It definitely wasn't a typical Christmas Eve activity, at least for us, although some folks have been doing it for years.
NORAD tracks Santa was something fun to do and connected us with all kinds of folks around the world (literally).
While I took a shot answering media questions (and was live on the radio in Muskogee, Oklahoma, and Glasgow, Scotland), my wife, Lura Lee, and daughter, Alicia, answered phone calls. At the same time, there were about 100 others doing the same as my wife and daughter, some answering phone calls, some answering e-mails. Everybody wanting to know, "Where is Santa?"
As the story goes, back in 1955, Sears ran an ad in the Gazette with a phone number to call Santa. There was a typo and instead of getting Santa, the line went through to the commander of air operations, Col.
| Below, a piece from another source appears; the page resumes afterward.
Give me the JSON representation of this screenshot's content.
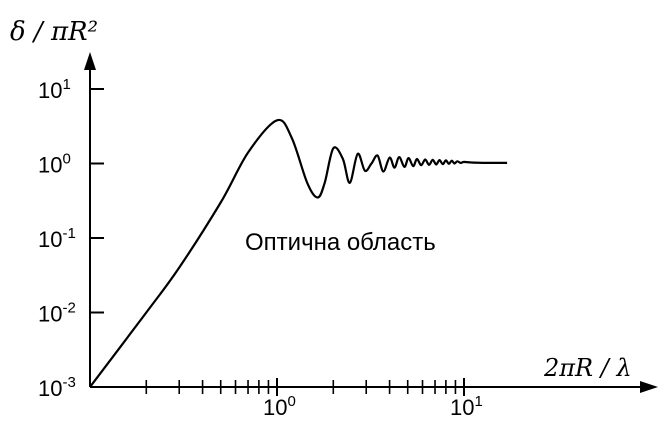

Harry Shoup, at the precursor of NORAD. As the calls came in, Shoup instructed his radar operators to locate Santa and let the children know where Santa was. Every Christmas since then, NORAD has tracked Santa.
To supplement the live phone calls and e-mail responses, there was a great Web site,
www.NORADSanta.org, which had games, information and the live SantaCam and GoogleEarth map of where Santa was.
Just listening, I'm sure that many of the callers had ones similar to those who my daughter answered. One mother wanted her children to be good and go to bed, but "Sorry, we just track Santa, we can't enforce his policies." Or the 92-year-old woman who has always wanted to meet Santa ever since he left her a gift-with her name on it- when she was two back in 1917.
Before I left to pick up Fox News at 7 p.m., someone said that they had officially answered over 56,000 phone calls and messages, a record. And there were still hours to go.